Catalogue Review

Catalogue Review

Michael Brown Rare Books can be reached at 215-387-2290. Their email address is mbamericana@mindspring.com

Truepenny Books Catalogue #6 – Fine Books

We’ll have to switch gears to look at Truepenny Books Catalogue #6. Many books in this catalogue are outside the field of Americana, most are not terribly old, coming from the middle or even the latter part of the 20th century, and rather than three to six digit pricing, most are priced in the double digits. What the Americana collector or student will find here is many books pertaining to the American Southwest. And this explains why there is little Americana, at least English Americana, of comparable dates to the previous catalogues. U.S. American history is more recent in this part of the world. After all, Threepenny’s home of Arizona did not even become a state until 1912.

An example of some of the material you will find in this catalogue is item #23, “Arizona Place Names.” Written by Will C. Barnes and printed by the University of Arizona Press in 1935, this work explains the origin of place names and other information about Arizona.

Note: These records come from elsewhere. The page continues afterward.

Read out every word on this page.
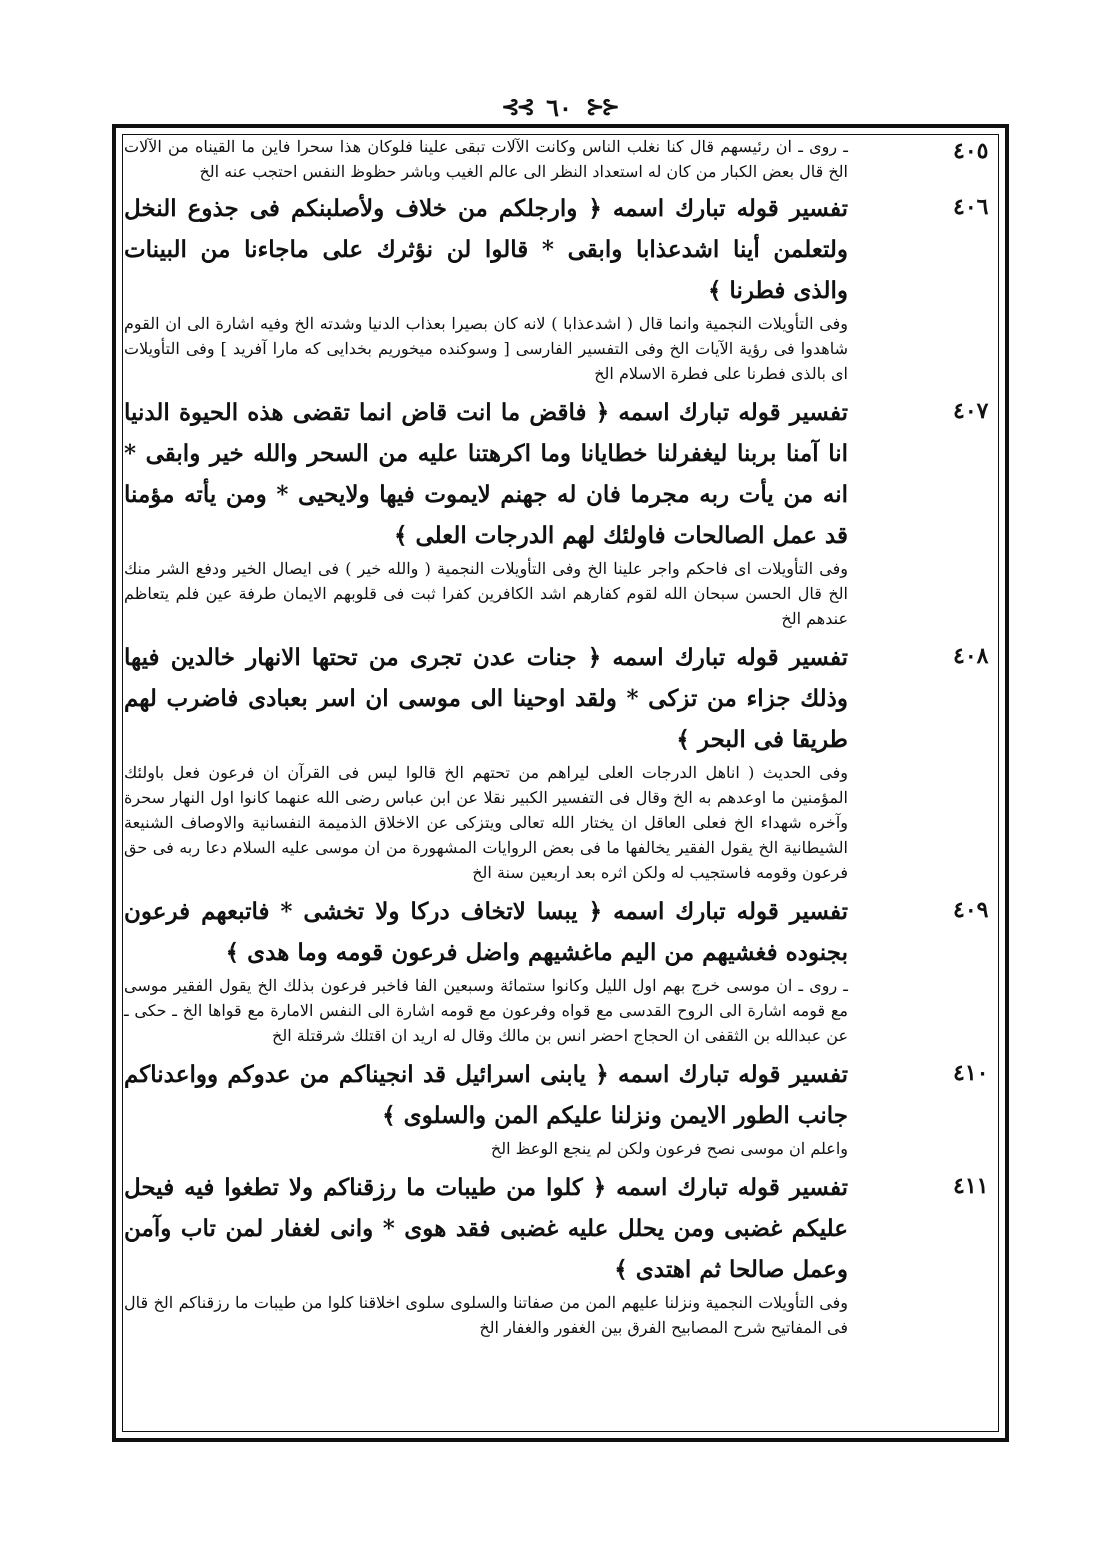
⊰⊰ ٦٠ ⊱⊱
٤٠٥

ـ روى ـ ان رئيسهم قال كنا نغلب الناس وكانت الآلات تبقى علينا فلوكان هذا سحرا فاين ما القيناه من الآلات الخ قال بعض الكبار من كان له استعداد النظر الى عالم الغيب وباشر حظوظ النفس احتجب عنه الخ

٤٠٦

تفسير قوله تبارك اسمه ﴿ وارجلكم من خلاف ولأصلبنكم فى جذوع النخل ولتعلمن أينا اشدعذابا وابقى * قالوا لن نؤثرك على ماجاءنا من البينات والذى فطرنا ﴾

وفى التأويلات النجمية وانما قال ( اشدعذابا ) لانه كان بصيرا بعذاب الدنيا وشدته الخ وفيه اشارة الى ان القوم شاهدوا فى رؤية الآيات الخ وفى التفسير الفارسى [ وسوكنده ميخوريم بخدايى كه مارا آفريد ] وفى التأويلات اى بالذى فطرنا على فطرة الاسلام الخ

٤٠٧

تفسير قوله تبارك اسمه ﴿ فاقض ما انت قاض انما تقضى هذه الحيوة الدنيا انا آمنا بربنا ليغفرلنا خطايانا وما اكرهتنا عليه من السحر والله خير وابقى * انه من يأت ربه مجرما فان له جهنم لايموت فيها ولايحيى * ومن يأته مؤمنا قد عمل الصالحات فاولئك لهم الدرجات العلى ﴾

وفى التأويلات اى فاحكم واجر علينا الخ وفى التأويلات النجمية ( والله خير ) فى ايصال الخير ودفع الشر منك الخ قال الحسن سبحان الله لقوم كفارهم اشد الكافرين كفرا ثبت فى قلوبهم الايمان طرفة عين فلم يتعاظم عندهم الخ

٤٠٨

تفسير قوله تبارك اسمه ﴿ جنات عدن تجرى من تحتها الانهار خالدين فيها وذلك جزاء من تزكى * ولقد اوحينا الى موسى ان اسر بعبادى فاضرب لهم طريقا فى البحر ﴾

وفى الحديث ( اناهل الدرجات العلى ليراهم من تحتهم الخ قالوا ليس فى القرآن ان فرعون فعل باولئك المؤمنين ما اوعدهم به الخ وقال فى التفسير الكبير نقلا عن ابن عباس رضى الله عنهما كانوا اول النهار سحرة وآخره شهداء الخ فعلى العاقل ان يختار الله تعالى ويتزكى عن الاخلاق الذميمة النفسانية والاوصاف الشنيعة الشيطانية الخ يقول الفقير يخالفها ما فى بعض الروايات المشهورة من ان موسى عليه السلام دعا ربه فى حق فرعون وقومه فاستجيب له ولكن اثره بعد اربعين سنة الخ

٤٠٩

تفسير قوله تبارك اسمه ﴿ يبسا لاتخاف دركا ولا تخشى * فاتبعهم فرعون بجنوده فغشيهم من اليم ماغشيهم واضل فرعون قومه وما هدى ﴾

ـ روى ـ ان موسى خرج بهم اول الليل وكانوا ستمائة وسبعين الفا فاخبر فرعون بذلك الخ يقول الفقير موسى مع قومه اشارة الى الروح القدسى مع قواه وفرعون مع قومه اشارة الى النفس الامارة مع قواها الخ ـ حكى ـ عن عبدالله بن الثقفى ان الحجاج احضر انس بن مالك وقال له اريد ان اقتلك شرقتلة الخ

٤١٠

تفسير قوله تبارك اسمه ﴿ يابنى اسرائيل قد انجيناكم من عدوكم وواعدناكم جانب الطور الايمن ونزلنا عليكم المن والسلوى ﴾

واعلم ان موسى نصح فرعون ولكن لم ينجع الوعظ الخ

٤١١

تفسير قوله تبارك اسمه ﴿ كلوا من طيبات ما رزقناكم ولا تطغوا فيه فيحل عليكم غضبى ومن يحلل عليه غضبى فقد هوى * وانى لغفار لمن تاب وآمن وعمل صالحا ثم اهتدى ﴾

وفى التأويلات النجمية ونزلنا عليهم المن من صفاتنا والسلوى سلوى اخلاقنا كلوا من طيبات ما رزقناكم الخ قال فى المفاتيح شرح المصابيح الفرق بين الغفور والغفار الخ
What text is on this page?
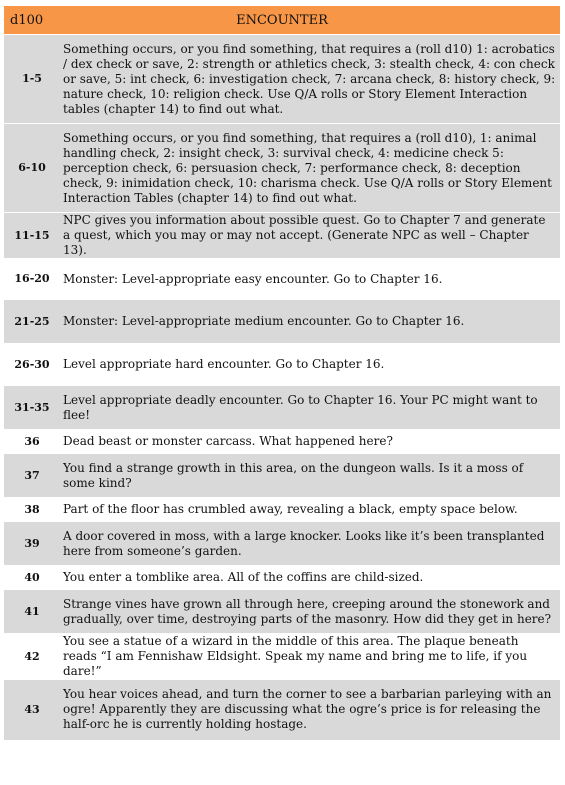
d100	ENCOUNTER
1-5	Something occurs, or you find something, that requires a (roll d10) 1: acrobatics / dex check or save, 2: strength or athletics check, 3: stealth check, 4: con check or save, 5: int check, 6: investigation check, 7: arcana check, 8: history check, 9: nature check, 10: religion check. Use Q/A rolls or Story Element Interaction tables (chapter 14) to find out what.
6-10	Something occurs, or you find something, that requires a (roll d10), 1: animal handling check, 2: insight check, 3: survival check, 4: medicine check 5: perception check, 6: persuasion check, 7: performance check, 8: deception check, 9: inimidation check, 10: charisma check. Use Q/A rolls or Story Element Interaction Tables (chapter 14) to find out what.
11-15	NPC gives you information about possible quest. Go to Chapter 7 and generate a quest, which you may or may not accept. (Generate NPC as well – Chapter 13).
16-20	Monster: Level-appropriate easy encounter. Go to Chapter 16.
21-25	Monster: Level-appropriate medium encounter. Go to Chapter 16.
26-30	Level appropriate hard encounter. Go to Chapter 16.
31-35	Level appropriate deadly encounter. Go to Chapter 16. Your PC might want to flee!
36	Dead beast or monster carcass. What happened here?
37	You find a strange growth in this area, on the dungeon walls. Is it a moss of some kind?
38	Part of the floor has crumbled away, revealing a black, empty space below.
39	A door covered in moss, with a large knocker. Looks like it’s been transplanted here from someone’s garden.
40	You enter a tomblike area. All of the coffins are child-sized.
41	Strange vines have grown all through here, creeping around the stonework and gradually, over time, destroying parts of the masonry. How did they get in here?
42	You see a statue of a wizard in the middle of this area. The plaque beneath reads “I am Fennishaw Eldsight. Speak my name and bring me to life, if you dare!”
43	You hear voices ahead, and turn the corner to see a barbarian parleying with an ogre! Apparently they are discussing what the ogre’s price is for releasing the half-orc he is currently holding hostage.
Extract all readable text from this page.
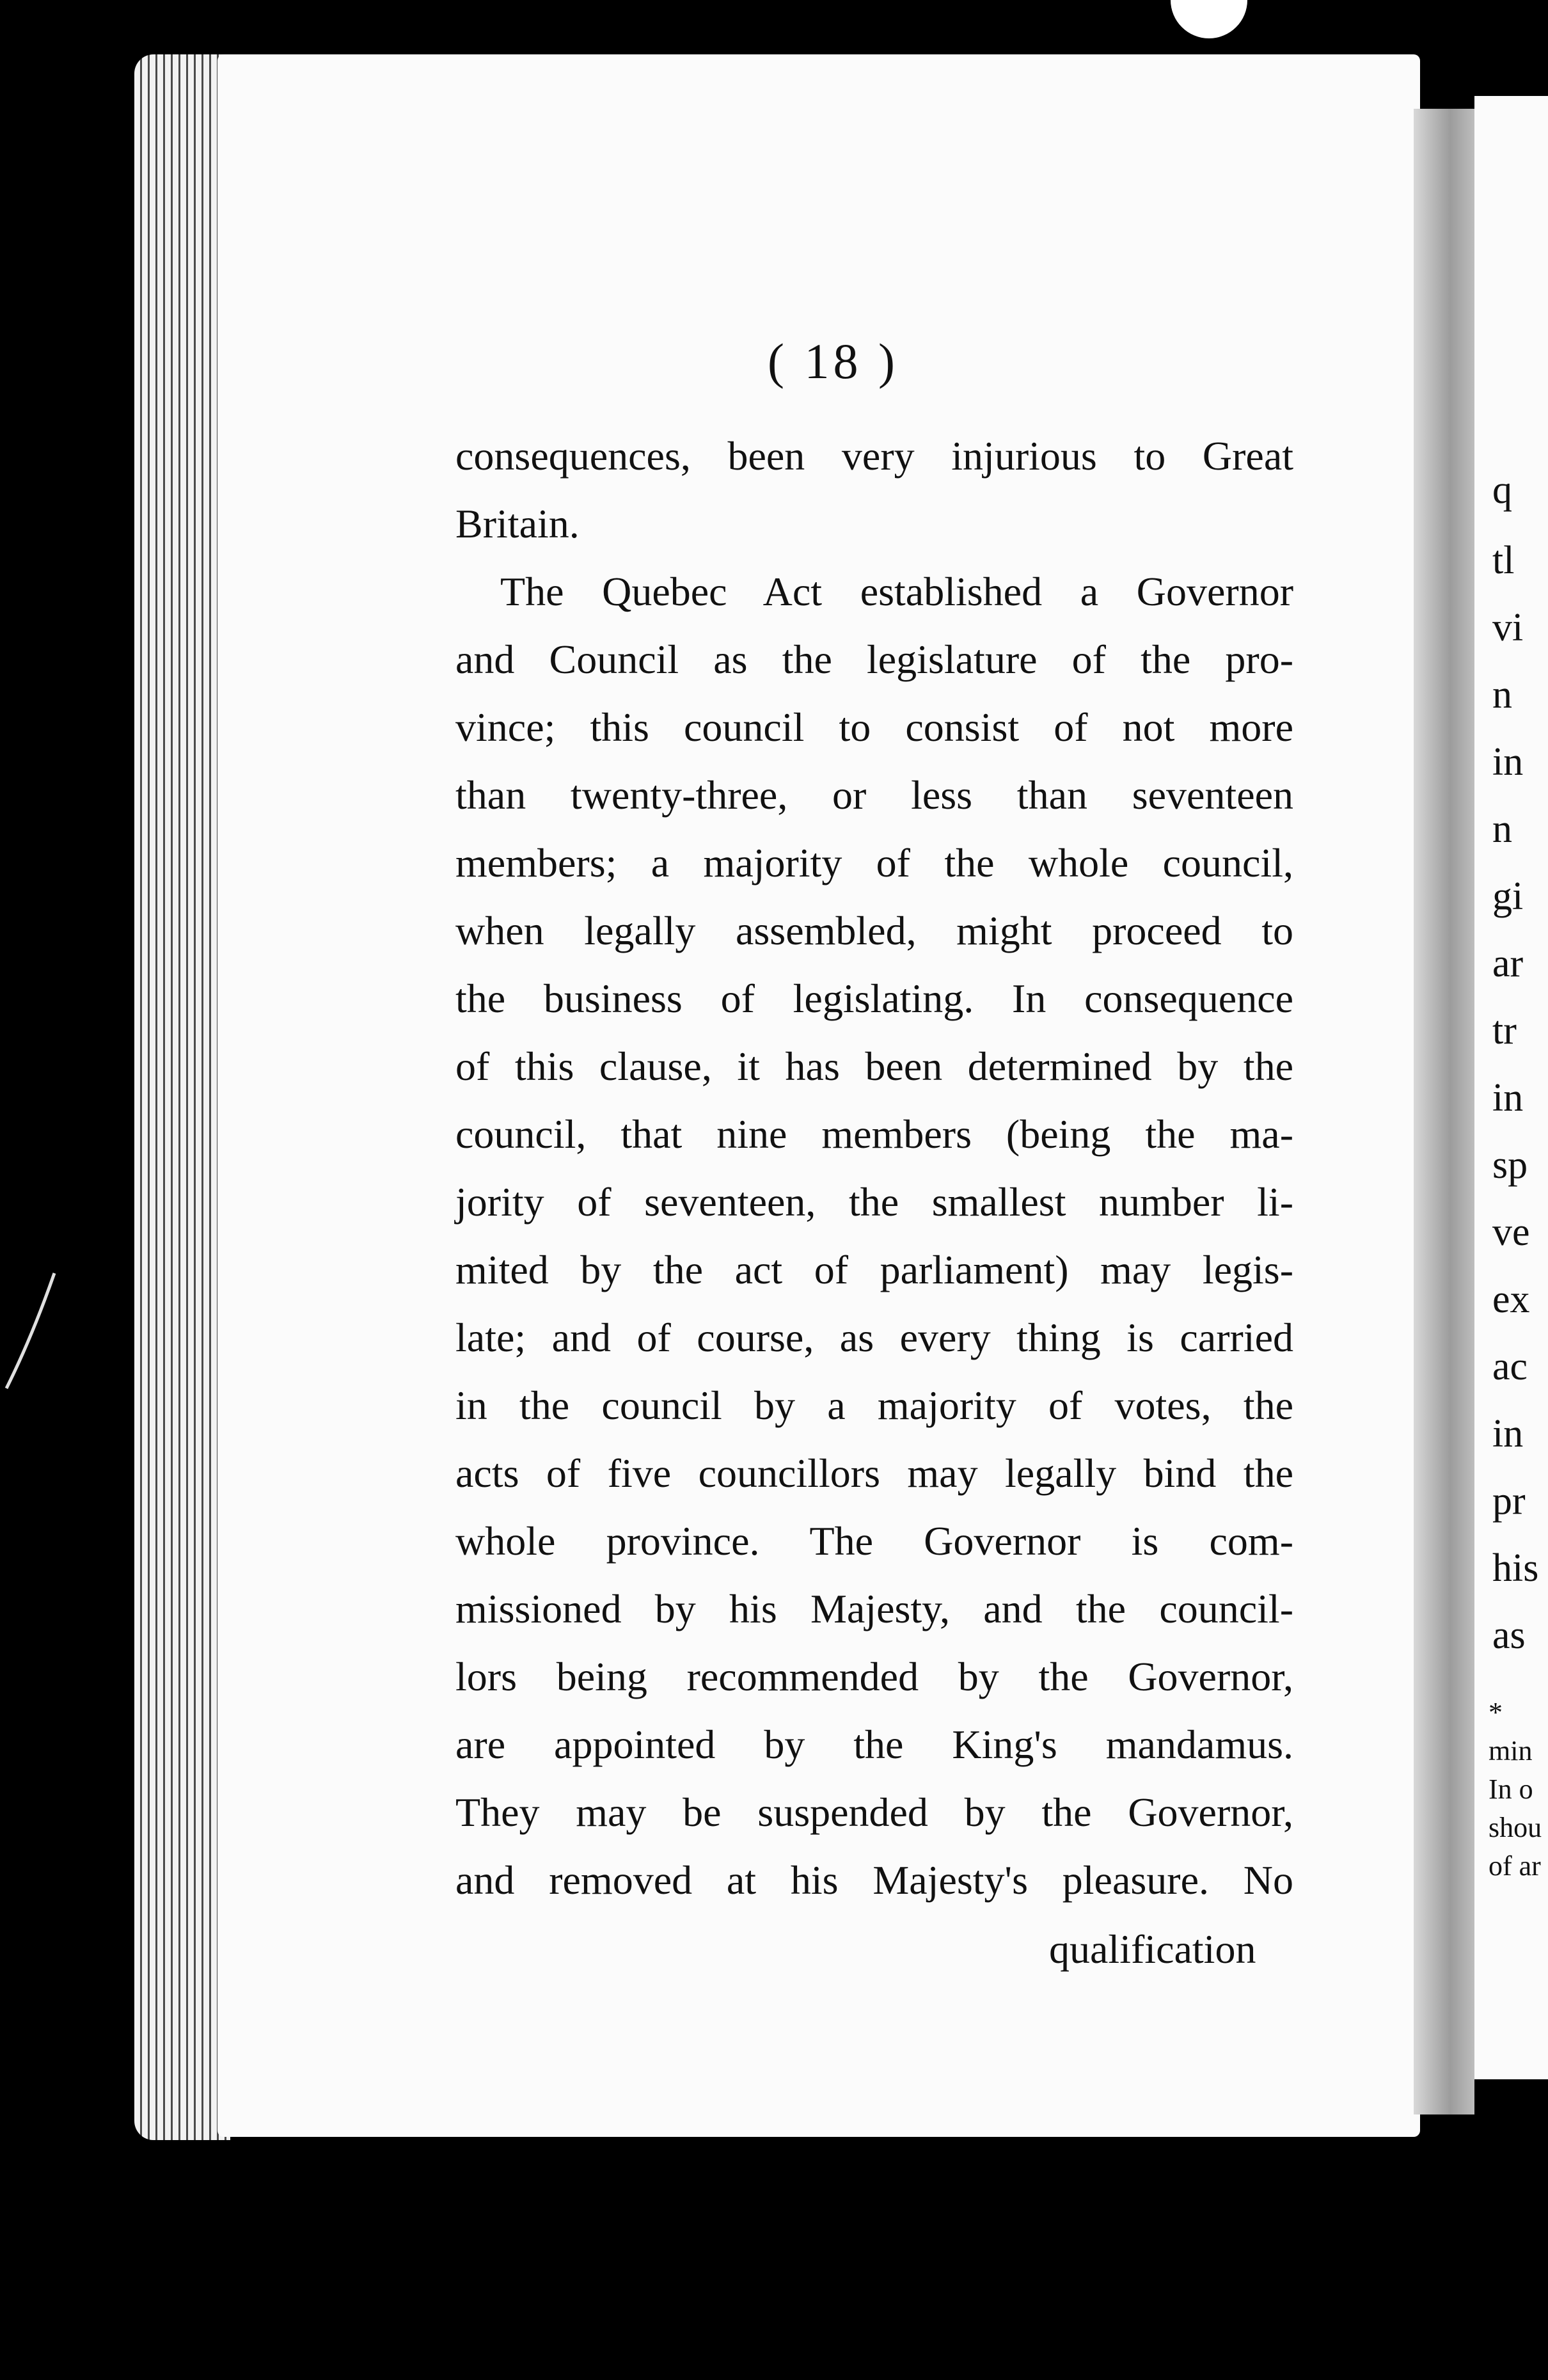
q
tl
vi
n
in
n
gi
ar
tr
in
sp
ve
ex
ac
in
pr
his
as
*
min
In o
shou
of ar
( 18 )
consequences, been very injurious to Great
Britain.
The Quebec Act established a Governor
and Council as the legislature of the pro-
vince; this council to consist of not more
than twenty-three, or less than seventeen
members; a majority of the whole council,
when legally assembled, might proceed to
the business of legislating. In consequence
of this clause, it has been determined by the
council, that nine members (being the ma-
jority of seventeen, the smallest number li-
mited by the act of parliament) may legis-
late; and of course, as every thing is carried
in the council by a majority of votes, the
acts of five councillors may legally bind the
whole province. The Governor is com-
missioned by his Majesty, and the council-
lors being recommended by the Governor,
are appointed by the King's mandamus.
They may be suspended by the Governor,
and removed at his Majesty's pleasure. No
qualification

Included is a map. This historic Arizona work is priced at a very reasonable $60.

An Arizona bookseller is not the most likely source for Civil War items, but three books in this catalogue have a connection to that great conflict. Item #43 is William Tecumseh Sherman: Gold Rush Banker, a 1969 publication of the California Historical Society. It’s described as the first publication focused on Sherman’s pre-Civil War life. He was a banker. No wonder Sherman had the skills necessary to tear through Georgia so rapaciously! Price: $20. Item #115 is The Confederate Invasion of New Mexico and Arizona 1861-1862. How many of us associate New Mexico or Arizona with the Civil War? We don’t know whether the author’s name, Robert Lee Kerby, telegraphs his sympathies. Price: $8.95. Finally, there’s an 1866 Philadelphia imprint entitled History of the Cooper Shop Volunteer Refreshment Saloon. It’s item #138. The saloon fed many Union troops that passed through Philadelphia and includes a complete list of the troops and their members who stopped between 1861 and 1865. Price: $100.

Item #83, Cleve Hallenbeck’s Land of the Conquistadores from 1950 provides a history of early Spanish New Mexico. Price: $50. Item #108, The Giant Cactus Forest and its World describes the cactus forest of the southwest in 1954. Price: $30.

Item #151 will appeal to bibliographers and collectors of Missouri imprints. It’s Viola Andersen Perotti’s Important Firsts in Missouri Imprints, 1808-1858. Evidently its original owner was not particularly interested in either, as it’s uncut and unopened. Price: $30.